While Prime Minister Kyriakos Mitsotakis, facing an in-your-face re-election campaign war in 2023 against rivals growing bolder, is counting on a rejuvenated economy and 5.5 billion euros ($5.57 billion) in handouts to buy votes, the question should be asked if he knows how much a souvlaki costs.
The prospect of a lamb in every pot is appealing to the hungry who have to pay a 24 percent Value Added Tax (VAT) on food – tied with Cyprus for the fourth highest in the European Union, making people turn to generic brands.
The economy is on a course to grow more than 5 percent, fueled by a record-busting 20 billion euros ($20.27 billion) in tourist revenues that, if not for a debilitating energy crisis that doubled the cost of electricity, requiring the state to pump in 94 percent subsidies, would be a bonanza.
He’s echoing former premier George Papandreou, the then PASOK Socialist leader whose cry, “the money is there,” led to his end when it wasn’t, and he had to seek the first of 326 billion euros ($330 billion) in three international bailouts that came with crushing austerity measures.
Speaking at the Thessaloniki International Fair (TIF) that is traditionally used to promise pie in the sky for everyone, Mitsotakis said there’s plenty of money for programs including cheaper housing for the young, the first pension hikes in 12 years, raising the minimum wage a third time under his tenure, subsidies to livestock farmers, fuel oil assistance for the coming winter that could be cold and dark if Russian supplies emptied under European Union sanctions for the invasion of Ukraine fall off, and putting solar panels on rooftops.
The problem with handouts aimed at putting more money in people’s hands so they can buy lamb more than twice a year at Easter and Christmas is that if they still can’t afford it they’re going to blame someone.
Greeks may be worried that Turkey will invade – NATO, the United States and the United Nations would send tweets of denunciation and let it happen – and they may be anxious if they can afford to heat their homes, but in the end all elections come down to what’s in the refrigerator. Or not.
Even with a spyware scandal dogging him he’s trying to keep secret with a parliamentary panel allegedly investigating – controlled by his New Democracy lawmakers already essentially killing it – he can’t hide the sticker price on lamb.
Mitsotakis hopes the benefits of the handouts and giveaways translates into fat, happy voters being able to buy what they want at the supermarket although Greece ranks seventh among the European Union’s 27 member states in the share of private household expenditure for food. While Greek food is the best on the planet, you still have to be able to afford it.
Mitsotakis, who has done much to draw foreign investors scared off during the downfall 4 ½-year reign of the former ruling Looney Left SYRIZA – but has gone lenient on tax cheats and bank fraud – is lucky that he doesn’t have any real competition, although Leftist leader Alexis Tsipras dreams of revenge in a rematch of the July, 2019 elections in which he was routed.

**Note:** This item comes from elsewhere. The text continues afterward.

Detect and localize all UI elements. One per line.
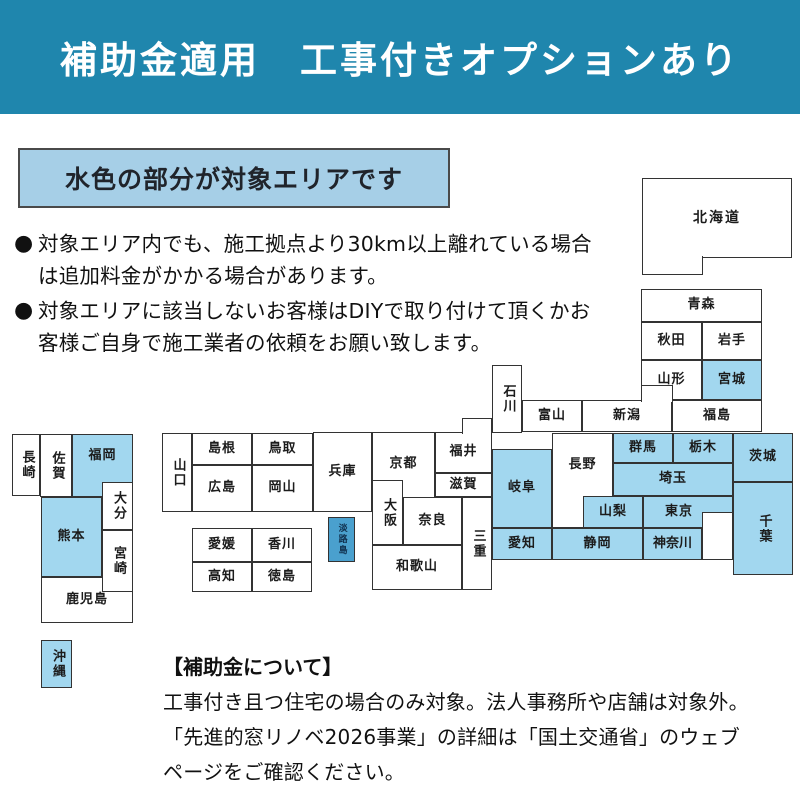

If you can’t beat a two-faced liar then you don’t deserve to win an election, and Tsipras has nowhere really to turn because he broke just about every vow he made in nearly breaking Greece during his disaster years.
Tsipras put a booby trap in the electoral process when his party removed a 50-seat bonus in the 300-member Parliament for whomever wins the election, which means in Greece’s fractured political landscape it’s unlikely New Democracy will meet the threshold in an expected victory.
Barring a coalition – Tsipras would happily be Deputy Prime Minister in a New Democracy-SYRIZA government of the center-right and looney left – that means a second election, and more Greeks giving up caring who wins.
Unless there are more damaging revelations from the spy scandal, even more unlikely because any journalists who try to write about it could face jail time under Draconian anti-media laws, Mitsotakis will win again.
He was confident enough about that to rule out early elections, has the advantage of the COVID-19 pandemic waning, will ride out the spyware scandal, and if he can stare down Turkish Sultan President Recep Tayyip Erdogan, will win points for a Harvard guy (“Fight Fiercely Harvard!”) being tough. Voters like a candidate willing to get down and dirty, although some of that should be directed at fighting corruption still flourishing.
The danger for a Harvard guy too is that they can be seen as elitist and out of touch, especially if they can eat lamb anytime they want and not just for religious holidays or special occasions.
So Mitsotakis would do himself a favor if he walks through a neighborhood and stops at a souvlaki stand and sits down for a talk with some customers.
He risks getting an earful, especially if there’s a SYRIZA voter at the table just waiting to roast him, but that’s better than hiding out at Maximos Mansion and tweeting policies.
Running for re-election in 1928, President Herbert Hoover boasted in an ad that Republican prosperity had “put the proverbial ‘chicken in every pot.’ And a car in every backyard, to boot.” He won in 1928 – but it came back to haunt him in 1932.